Public Key Cryptography
Invited Talk 1 - Monday 26, 11:20-12:20
Speaker: Hugo Krawczyk - IBM Research
Title: Oblivious Pseudo-Random Functions and Their Applications to Password Protocols
Abstract: Oblivious Pseudo-Random Functions (OPRF) are a remarkable cryptographic tool with applications to many privacy-preserving tasks, e.g., set intersection, private information retrieval, searchable encryption. In the last years, they have been used as a central component for building very practical password-based protocols, including password authenticated key exchange and password-protected storage and retrieval of online secret information (e.g., bitcoin wallets).

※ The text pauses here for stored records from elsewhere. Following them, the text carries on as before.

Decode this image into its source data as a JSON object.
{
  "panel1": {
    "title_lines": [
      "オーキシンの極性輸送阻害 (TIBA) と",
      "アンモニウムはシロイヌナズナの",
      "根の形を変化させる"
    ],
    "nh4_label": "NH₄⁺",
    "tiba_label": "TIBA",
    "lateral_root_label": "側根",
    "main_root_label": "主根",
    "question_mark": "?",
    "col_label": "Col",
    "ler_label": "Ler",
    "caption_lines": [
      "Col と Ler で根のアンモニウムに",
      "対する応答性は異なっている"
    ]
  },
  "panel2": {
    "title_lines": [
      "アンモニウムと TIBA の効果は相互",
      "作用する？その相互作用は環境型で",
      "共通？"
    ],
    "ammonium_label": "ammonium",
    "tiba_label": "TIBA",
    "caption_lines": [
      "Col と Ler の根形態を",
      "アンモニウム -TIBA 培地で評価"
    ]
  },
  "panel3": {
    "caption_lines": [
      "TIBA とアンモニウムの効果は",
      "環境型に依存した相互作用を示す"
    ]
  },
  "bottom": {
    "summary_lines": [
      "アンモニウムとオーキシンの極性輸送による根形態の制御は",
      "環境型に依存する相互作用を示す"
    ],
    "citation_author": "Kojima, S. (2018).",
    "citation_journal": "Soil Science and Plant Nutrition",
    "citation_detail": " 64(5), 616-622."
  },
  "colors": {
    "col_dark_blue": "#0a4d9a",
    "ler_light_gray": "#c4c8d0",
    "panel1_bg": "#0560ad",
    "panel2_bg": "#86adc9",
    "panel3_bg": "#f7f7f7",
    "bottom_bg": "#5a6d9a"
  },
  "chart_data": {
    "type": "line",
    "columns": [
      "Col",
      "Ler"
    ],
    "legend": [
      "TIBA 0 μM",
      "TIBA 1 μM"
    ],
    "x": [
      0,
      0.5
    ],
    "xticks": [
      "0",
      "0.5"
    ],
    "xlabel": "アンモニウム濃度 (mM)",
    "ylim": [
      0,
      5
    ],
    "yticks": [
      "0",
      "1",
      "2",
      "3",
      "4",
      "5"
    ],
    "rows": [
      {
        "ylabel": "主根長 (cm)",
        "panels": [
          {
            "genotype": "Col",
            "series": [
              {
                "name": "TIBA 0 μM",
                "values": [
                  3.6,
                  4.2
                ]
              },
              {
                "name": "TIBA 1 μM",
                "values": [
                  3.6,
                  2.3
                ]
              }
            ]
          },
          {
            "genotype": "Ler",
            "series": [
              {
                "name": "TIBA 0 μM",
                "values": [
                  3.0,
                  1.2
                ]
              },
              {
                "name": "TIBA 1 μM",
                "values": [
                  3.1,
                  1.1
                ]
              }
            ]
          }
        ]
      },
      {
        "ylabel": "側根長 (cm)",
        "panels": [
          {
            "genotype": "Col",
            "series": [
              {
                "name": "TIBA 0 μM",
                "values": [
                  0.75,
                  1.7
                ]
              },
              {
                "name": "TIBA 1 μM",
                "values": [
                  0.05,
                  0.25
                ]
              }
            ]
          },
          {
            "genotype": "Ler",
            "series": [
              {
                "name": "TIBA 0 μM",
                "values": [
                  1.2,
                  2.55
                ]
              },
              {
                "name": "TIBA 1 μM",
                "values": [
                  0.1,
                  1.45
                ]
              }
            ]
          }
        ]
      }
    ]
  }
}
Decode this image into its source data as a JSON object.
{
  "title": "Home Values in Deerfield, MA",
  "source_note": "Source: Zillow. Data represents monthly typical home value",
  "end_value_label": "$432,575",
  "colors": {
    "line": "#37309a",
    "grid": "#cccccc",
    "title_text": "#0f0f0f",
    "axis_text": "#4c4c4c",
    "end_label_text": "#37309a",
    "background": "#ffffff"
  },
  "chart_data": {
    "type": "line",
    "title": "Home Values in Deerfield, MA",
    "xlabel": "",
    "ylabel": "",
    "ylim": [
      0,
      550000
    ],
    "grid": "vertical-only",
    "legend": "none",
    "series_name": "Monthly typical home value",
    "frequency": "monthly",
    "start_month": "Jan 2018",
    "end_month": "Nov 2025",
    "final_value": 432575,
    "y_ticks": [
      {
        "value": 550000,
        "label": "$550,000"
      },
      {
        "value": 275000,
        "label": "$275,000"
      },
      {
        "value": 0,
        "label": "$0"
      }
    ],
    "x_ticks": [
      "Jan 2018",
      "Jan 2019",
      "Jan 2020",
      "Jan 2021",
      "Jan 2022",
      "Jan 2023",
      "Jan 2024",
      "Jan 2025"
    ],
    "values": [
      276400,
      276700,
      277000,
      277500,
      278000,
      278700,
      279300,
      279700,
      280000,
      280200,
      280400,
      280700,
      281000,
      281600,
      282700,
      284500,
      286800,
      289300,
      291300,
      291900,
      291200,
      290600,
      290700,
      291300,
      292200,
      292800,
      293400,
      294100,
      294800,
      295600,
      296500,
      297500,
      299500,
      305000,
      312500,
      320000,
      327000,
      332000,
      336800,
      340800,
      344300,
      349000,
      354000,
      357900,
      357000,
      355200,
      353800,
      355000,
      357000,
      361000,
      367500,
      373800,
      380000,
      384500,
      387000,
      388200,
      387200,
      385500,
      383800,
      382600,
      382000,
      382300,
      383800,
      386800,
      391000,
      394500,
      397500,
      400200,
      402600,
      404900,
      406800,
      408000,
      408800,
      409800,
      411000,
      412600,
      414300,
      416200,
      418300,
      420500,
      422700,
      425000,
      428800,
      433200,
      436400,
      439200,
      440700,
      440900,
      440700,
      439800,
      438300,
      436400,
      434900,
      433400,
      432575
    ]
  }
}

In this talk we will survey the uses of OPRFs with special focus on their application to password-related tasks and the significant functional and security improvements they bring to these protocols.
Bio: Hugo Krawczyk is an IBM Fellow and Distinguished Research Staff Member with the Cryptography Group at the IBM T.J. Watson Research Center whose interests span theoretical and applied aspects of cryptography. He has contributed to the cryptographic design of numerous Internet standards, particularly IPsec, IKE, and SSL/TLS, and is a co-inventor of the HMAC message authentication algorithm. His most recent work in this area includes designs for TLS 1.3, the next generation TLS, and HKDF, the emerging standard for key derivation adopted by TLS 1.3, Signal, WhatsApp, Facebook Messenger and more. He has contributed to multiple areas of cryptography including to the theory and practice of key exchange, threshold and proactive cryptosystems, password authentication, and search on encrypted data. He is a Fellow of the International Association of Cryptologic Research (IACR) and the recipient of the 2015 RSA Conference Award for Excellence in the Field of Mathematics, the 2018 Levchin Prize for Contributions to Real-World Cryptography, and of multiple IBM awards, including two corporate awards.
Invited Talk 2 - Wednesday 28, 11:30-12:30
Speaker: Elette Boyle - IDC Herzliya, Israel
Title: How (and Why) to Compute on Secret-Shared Values
Abstract: A Homomorphic Secret Sharing (HSS) scheme is a secret sharing scheme that allows locally mapping shares of s to compact shares of f(s) for a given function f. Many exciting new constructions and applications of HSS have emerged in the last few years, yielding implications ranging from efficient private database manipulation, to sublinear-communication secure computation protocols, to worst-case to average-case reductions. In this talk we survey the state of the art in HSS, describing the landscape of what is known and what is still to discover.
Bio: Elette Boyle is presently assistant professor and Director of the FACT (Foundations & Applications of Cryptographic Theory) Center at IDC Herzliya, Israel. She received her PhD from MIT, and served as a postdoctoral researcher at Cornell University and at the Technion. Elette's research focuses in secure multi-party computation, oblivious data structures, and distributed algorithm design. Her recent work on homomorphic secret sharing and its implications to secure computation was selected as Best Paper of Crypto 2016.